The influencing factors of semiconductor annealing mainly include temperature, time, atmosphere, material type and material state, among which temperature is the most important factor affecting the effect of semiconductor annealing. Common annealing processes can be divided into thermal annealing, light annealing, electron beam annealing, laser annealing and other types , among which thermal annealing is the most commonly used annealing method.
3.1 Thermal annealing
1. Thermal annealing: By increasing the temperature, the material is heated for a certain period of time and then slowly cooled. Thermal annealing is a more commonly used semiconductor annealing method. It generally requires heating in an inert atmosphere. Commonly used inert gases include nitrogen, hydrogen, argon, etc.
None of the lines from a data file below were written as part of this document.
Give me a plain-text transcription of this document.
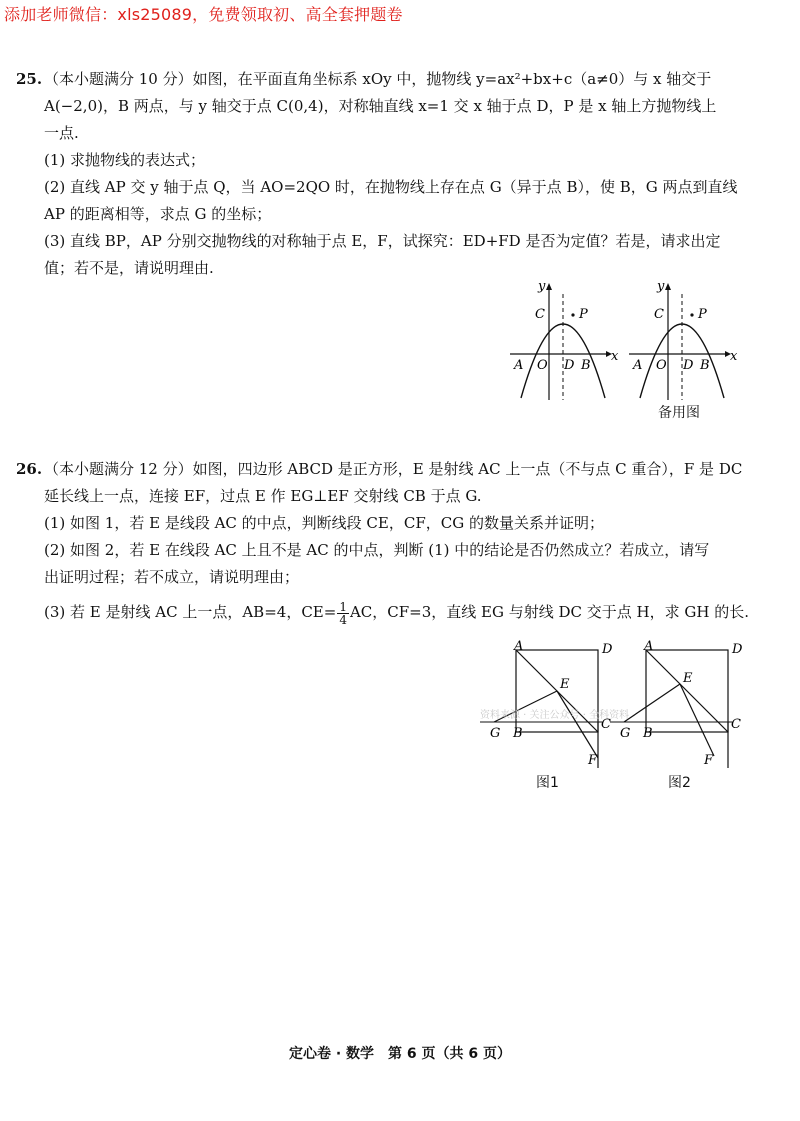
添加老师微信：xls25089，免费领取初、高全套押题卷

25. （本小题满分 10 分）如图，在平面直角坐标系 xOy 中，抛物线 y=ax²+bx+c（a≠0）与 x 轴交于

A(−2,0)，B 两点，与 y 轴交于点 C(0,4)，对称轴直线 x=1 交 x 轴于点 D，P 是 x 轴上方抛物线上

一点.

(1) 求抛物线的表达式；

(2) 直线 AP 交 y 轴于点 Q，当 AO=2QO 时，在抛物线上存在点 G（异于点 B），使 B，G 两点到直线

AP 的距离相等，求点 G 的坐标；

(3) 直线 BP，AP 分别交抛物线的对称轴于点 E，F，试探究：ED+FD 是否为定值？若是，请求出定

值；若不是，请说明理由.

y
x
C	P
A O D B
y
x
C	P
A O D B
备用图

26. （本小题满分 12 分）如图，四边形 ABCD 是正方形，E 是射线 AC 上一点（不与点 C 重合），F 是 DC

延长线上一点，连接 EF，过点 E 作 EG⊥EF 交射线 CB 于点 G.

(1) 如图 1，若 E 是线段 AC 的中点，判断线段 CE，CF，CG 的数量关系并证明；

(2) 如图 2，若 E 在线段 AC 上且不是 AC 的中点，判断 (1) 中的结论是否仍然成立？若成立，请写

出证明过程；若不成立，请说明理由；

(3) 若 E 是射线 AC 上一点，AB=4，$CE= \frac{1}{4}$ AC，CF=3，直线 EG 与射线 DC 交于点 H，求 GH 的长.

资料来源 · 关注公众号 · 全科资料
A	D
E
G B
C
F
A	D
E
G B
C
F
图1	图2
定心卷 · 数学　第 6 页（共 6 页）
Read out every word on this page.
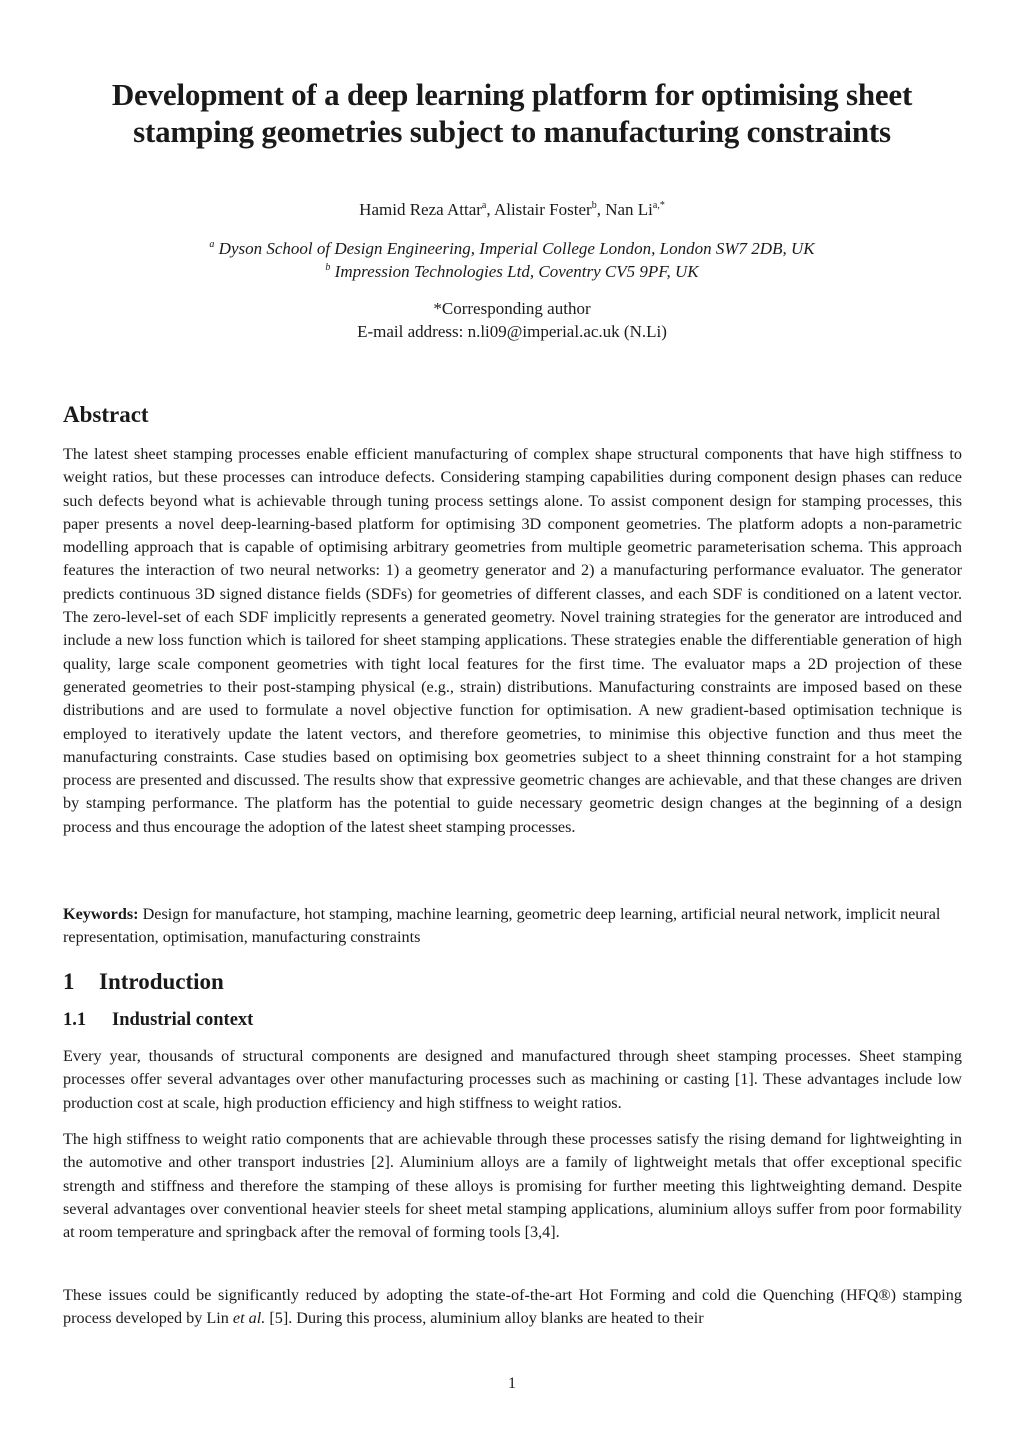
Development of a deep learning platform for optimising sheet
stamping geometries subject to manufacturing constraints
Hamid Reza Attar$^a$, Alistair Foster$^b$, Nan $Li^{a,*}$
$^a$ Dyson School of Design Engineering, Imperial College London, London SW7 2DB, UK
$^b$ Impression Technologies Ltd, Coventry CV5 9PF, UK
*Corresponding author
E-mail address: n.li09@imperial.ac.uk (N.Li)
Abstract

The latest sheet stamping processes enable efficient manufacturing of complex shape structural components that have high stiffness to weight ratios, but these processes can introduce defects. Considering stamping capabilities during component design phases can reduce such defects beyond what is achievable through tuning process settings alone. To assist component design for stamping processes, this paper presents a novel deep-learning-based platform for optimising 3D component geometries. The platform adopts a non-parametric modelling approach that is capable of optimising arbitrary geometries from multiple geometric parameterisation schema. This approach features the interaction of two neural networks: 1) a geometry generator and 2) a manufacturing performance evaluator. The generator predicts continuous 3D signed distance fields (SDFs) for geometries of different classes, and each SDF is conditioned on a latent vector. The zero-level-set of each SDF implicitly represents a generated geometry. Novel training strategies for the generator are introduced and include a new loss function which is tailored for sheet stamping applications. These strategies enable the differentiable generation of high quality, large scale component geometries with tight local features for the first time. The evaluator maps a 2D projection of these generated geometries to their post-stamping physical (e.g., strain) distributions. Manufacturing constraints are imposed based on these distributions and are used to formulate a novel objective function for optimisation. A new gradient-based optimisation technique is employed to iteratively update the latent vectors, and therefore geometries, to minimise this objective function and thus meet the manufacturing constraints. Case studies based on optimising box geometries subject to a sheet thinning constraint for a hot stamping process are presented and discussed. The results show that expressive geometric changes are achievable, and that these changes are driven by stamping performance. The platform has the potential to guide necessary geometric design changes at the beginning of a design process and thus encourage the adoption of the latest sheet stamping processes.

Keywords: Design for manufacture, hot stamping, machine learning, geometric deep learning, artificial neural network, implicit neural representation, optimisation, manufacturing constraints

1 Introduction
1.1 Industrial context

Every year, thousands of structural components are designed and manufactured through sheet stamping processes. Sheet stamping processes offer several advantages over other manufacturing processes such as machining or casting [1]. These advantages include low production cost at scale, high production efficiency and high stiffness to weight ratios.

The high stiffness to weight ratio components that are achievable through these processes satisfy the rising demand for lightweighting in the automotive and other transport industries [2]. Aluminium alloys are a family of lightweight metals that offer exceptional specific strength and stiffness and therefore the stamping of these alloys is promising for further meeting this lightweighting demand. Despite several advantages over conventional heavier steels for sheet metal stamping applications, aluminium alloys suffer from poor formability at room temperature and springback after the removal of forming tools [3,4].

These issues could be significantly reduced by adopting the state-of-the-art Hot Forming and cold die Quenching (HFQ®) stamping process developed by Lin et al. [5]. During this process, aluminium alloy blanks are heated to their

1
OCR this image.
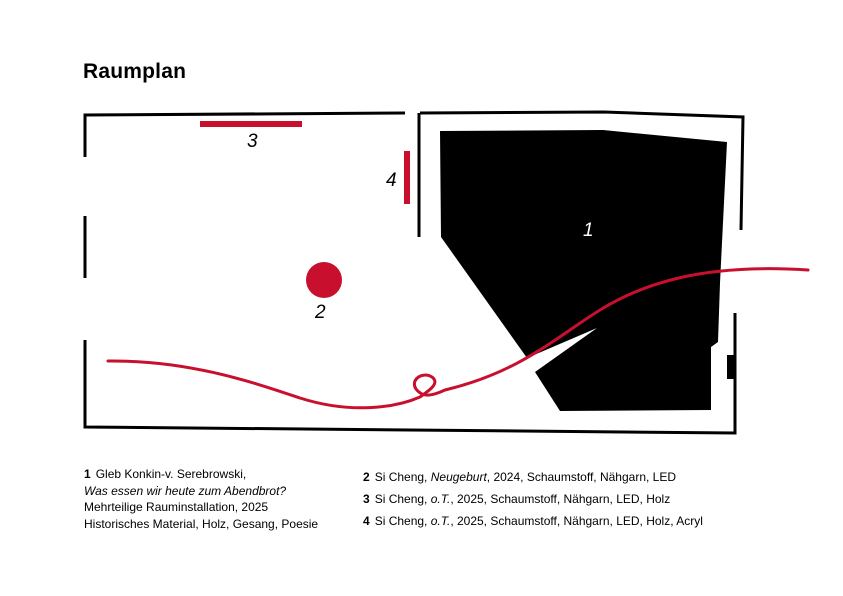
Raumplan
1
2
3
4
1 Gleb Konkin-v. Serebrowski,
Was essen wir heute zum Abendbrot?
Mehrteilige Rauminstallation, 2025
Historisches Material, Holz, Gesang, Poesie
2 Si Cheng, Neugeburt, 2024, Schaumstoff, Nähgarn, LED
3 Si Cheng, o.T., 2025, Schaumstoff, Nähgarn, LED, Holz
4 Si Cheng, o.T., 2025, Schaumstoff, Nähgarn, LED, Holz, Acryl
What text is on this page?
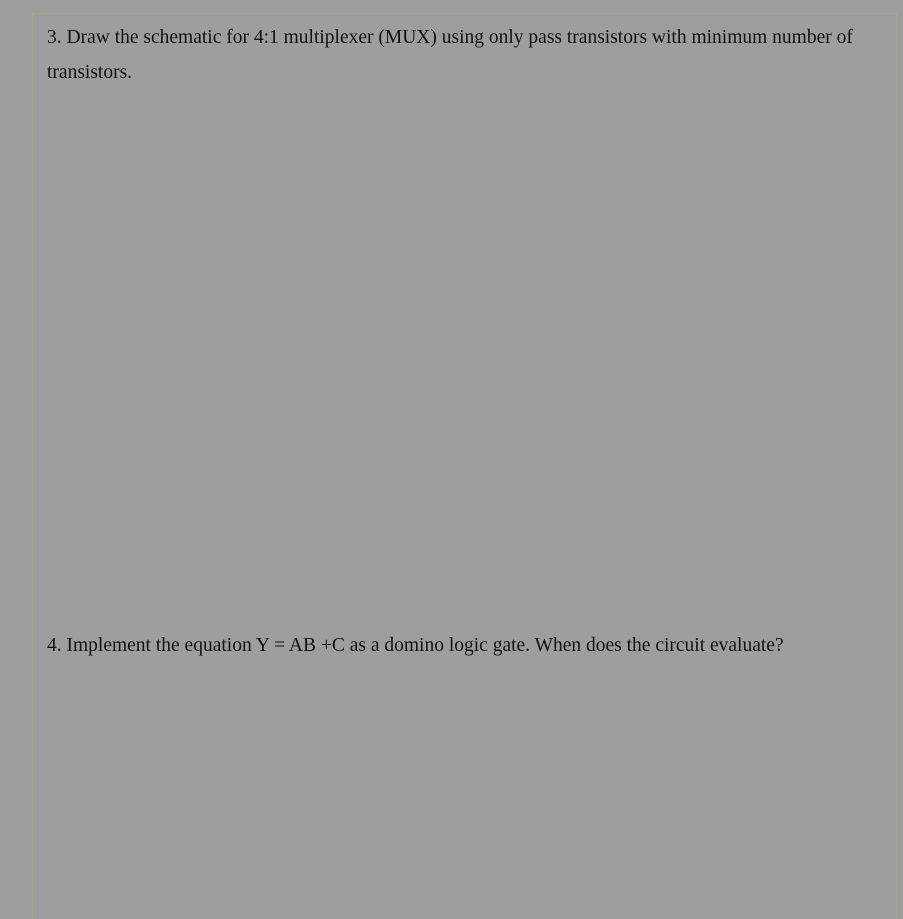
3. Draw the schematic for 4:1 multiplexer (MUX) using only pass transistors with minimum number of transistors.

4. Implement the equation Y = AB +C as a domino logic gate. When does the circuit evaluate?
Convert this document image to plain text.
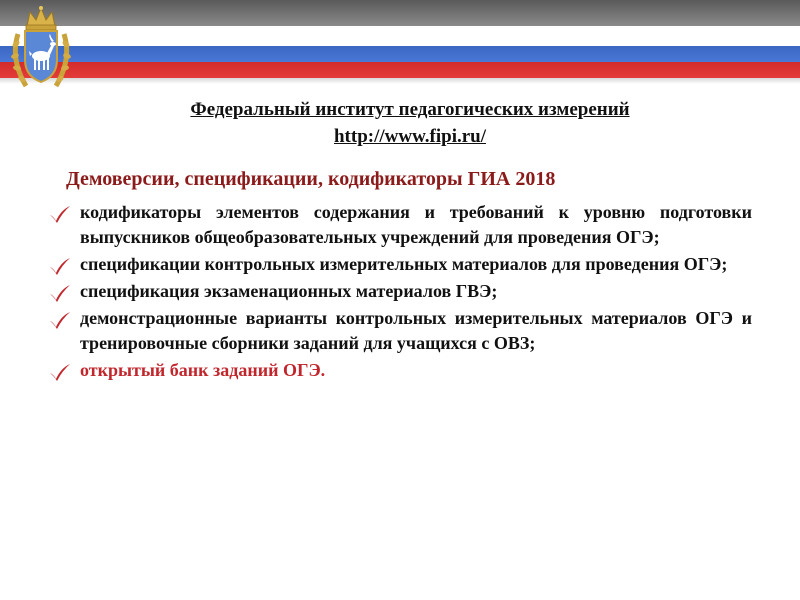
Федеральный институт педагогических измерений
http://www.fipi.ru/
Демоверсии, спецификации, кодификаторы ГИА 2018
кодификаторы элементов содержания и требований к уровню подготовки выпускников общеобразовательных учреждений для проведения ОГЭ;
спецификации контрольных измерительных материалов для проведения ОГЭ;
спецификация экзаменационных материалов ГВЭ;
демонстрационные варианты контрольных измерительных материалов ОГЭ и тренировочные сборники заданий для учащихся с ОВЗ;
открытый банк заданий ОГЭ.
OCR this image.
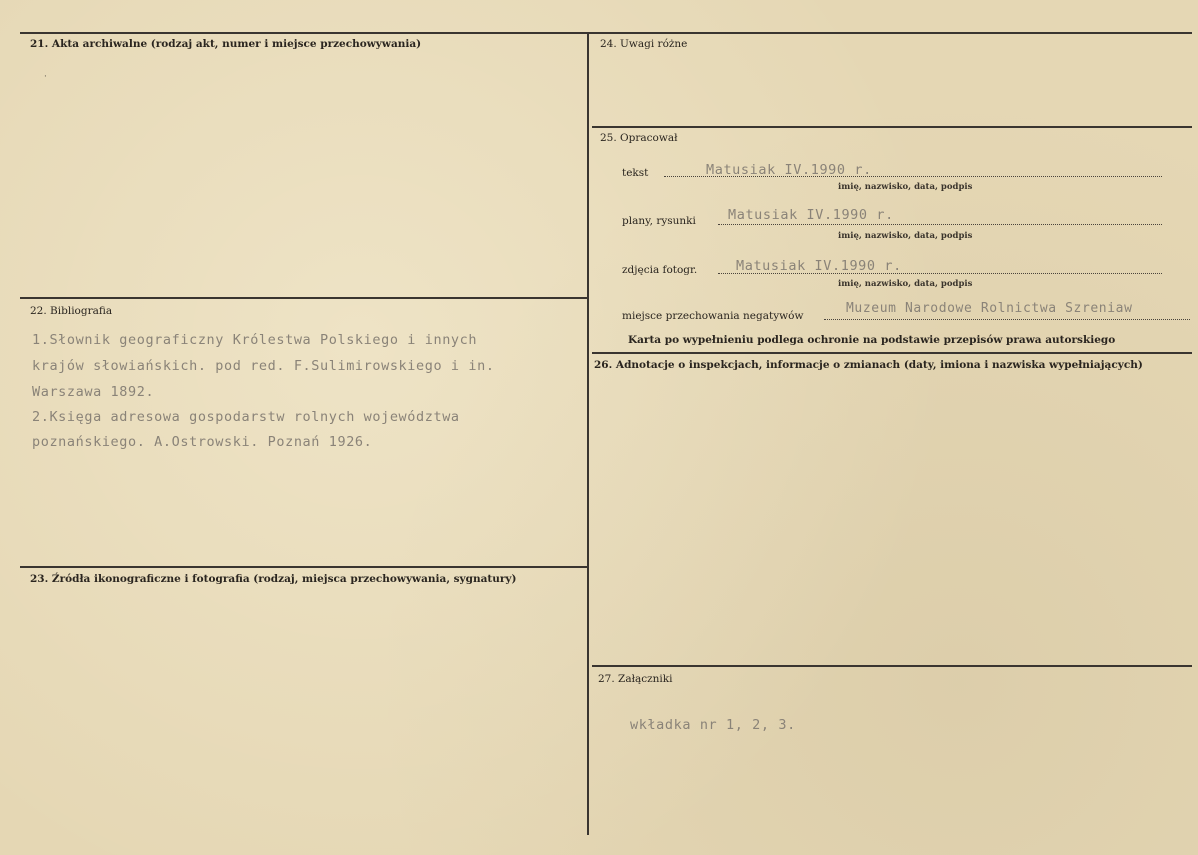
21. Akta archiwalne (rodzaj akt, numer i miejsce przechowywania)
·
22. Bibliografia
1.Słownik geograficzny Królestwa Polskiego i innych
krajów słowiańskich. pod red. F.Sulimirowskiego i in.
Warszawa 1892.
2.Księga adresowa gospodarstw rolnych województwa
poznańskiego. A.Ostrowski. Poznań 1926.
23. Źródła ikonograficzne i fotografia (rodzaj, miejsca przechowywania, sygnatury)
24. Uwagi różne
25. Opracował
tekst	Matusiak IV.1990 r.
imię, nazwisko, data, podpis
plany, rysunki Matusiak IV.1990 r.
imię, nazwisko, data, podpis
zdjęcia fotogr.	Matusiak IV.1990 r.
imię, nazwisko, data, podpis
miejsce przechowania negatywów	Muzeum Narodowe Rolnictwa Szreniaw
Karta po wypełnieniu podlega ochronie na podstawie przepisów prawa autorskiego
26. Adnotacje o inspekcjach, informacje o zmianach (daty, imiona i nazwiska wypełniających)
27. Załączniki
wkładka nr 1, 2, 3.
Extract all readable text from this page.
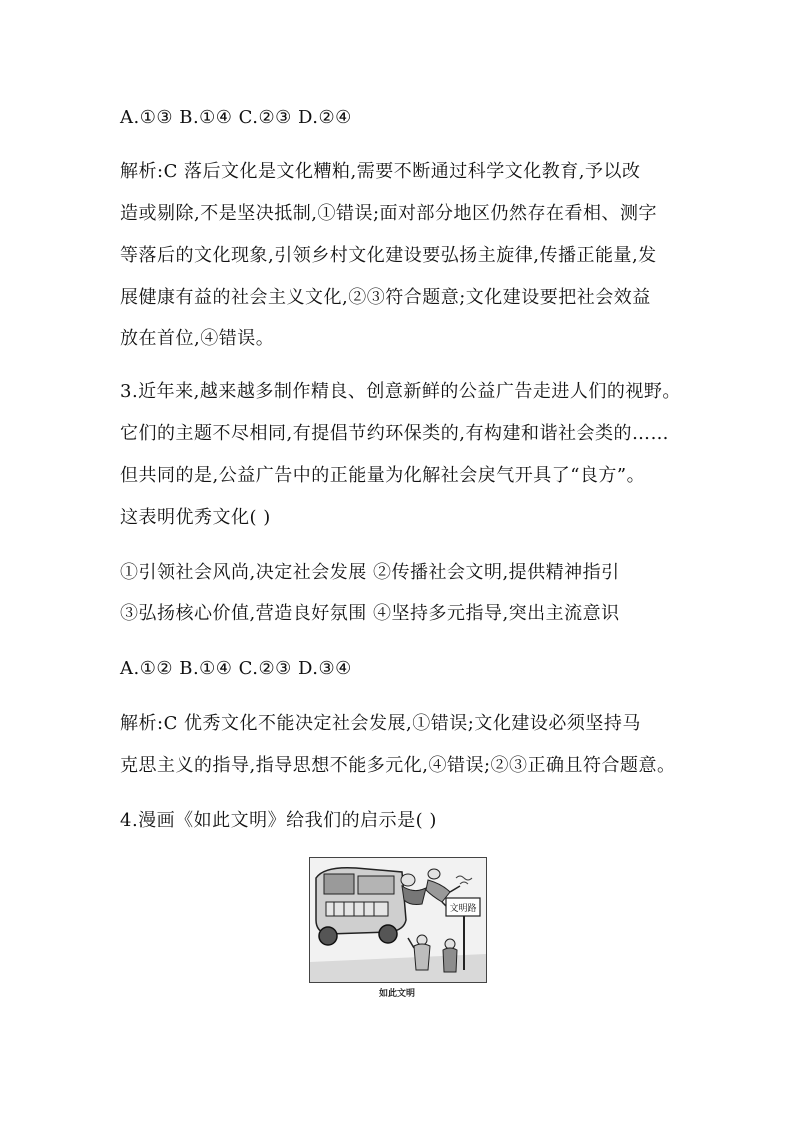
A.①③ B.①④ C.②③ D.②④
解析:C 落后文化是文化糟粕,需要不断通过科学文化教育,予以改
造或剔除,不是坚决抵制,①错误;面对部分地区仍然存在看相、测字
等落后的文化现象,引领乡村文化建设要弘扬主旋律,传播正能量,发
展健康有益的社会主义文化,②③符合题意;文化建设要把社会效益
放在首位,④错误。
3.近年来,越来越多制作精良、创意新鲜的公益广告走进人们的视野。
它们的主题不尽相同,有提倡节约环保类的,有构建和谐社会类的……
但共同的是,公益广告中的正能量为化解社会戾气开具了“良方”。
这表明优秀文化( )
①引领社会风尚,决定社会发展 ②传播社会文明,提供精神指引
③弘扬核心价值,营造良好氛围 ④坚持多元指导,突出主流意识
A.①② B.①④ C.②③ D.③④
解析:C 优秀文化不能决定社会发展,①错误;文化建设必须坚持马
克思主义的指导,指导思想不能多元化,④错误;②③正确且符合题意。
4.漫画《如此文明》给我们的启示是( )
文明路
如此文明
2. Rapid thermal annealing: Rapid thermal annealing is a sudden thermal annealing process that generally uses laser or other energy sources to rapidly heat the material surface and then rapidly cools it in the air. Rapid thermal annealing can restore crystal defects particularly well and can effectively regulate the electrical properties of materials.
3.2 Laser annealing
Laser annealing technology utilizes the characteristics of precise pulse laser energy control and high instantaneous pulse energy. After shaping by the laser system, an alloying reaction occurs between the metal Ni and SiC on the back side of the radiated wafer, and a Ni/Si compound layer and carbon aggregation are sequentially generated. bit layer and carbon vacancy layer. The carbon vacancy layer plays a donor role to reduce the potential barrier difference between the metal Ni and the SiC substrate, transforming the Schottky contact between the two into a good ohmic contact.
The excellent characteristics of laser annealing technology, such as localization and depth control, are suitable for annealing SiC thinned wafers, effectively overcoming the pain points of traditional high-temperature thermal annealing processes. At the same time, its micro/nanosecond-level annealing temperature rise rate extremely ensures the uniform distribution of the three elements C, Si, and Ni at the metal-semiconductor interface of the SiC wafer, and obtains a more stable and uniform ohmic quality than the traditional high-temperature thermal annealing process. touch.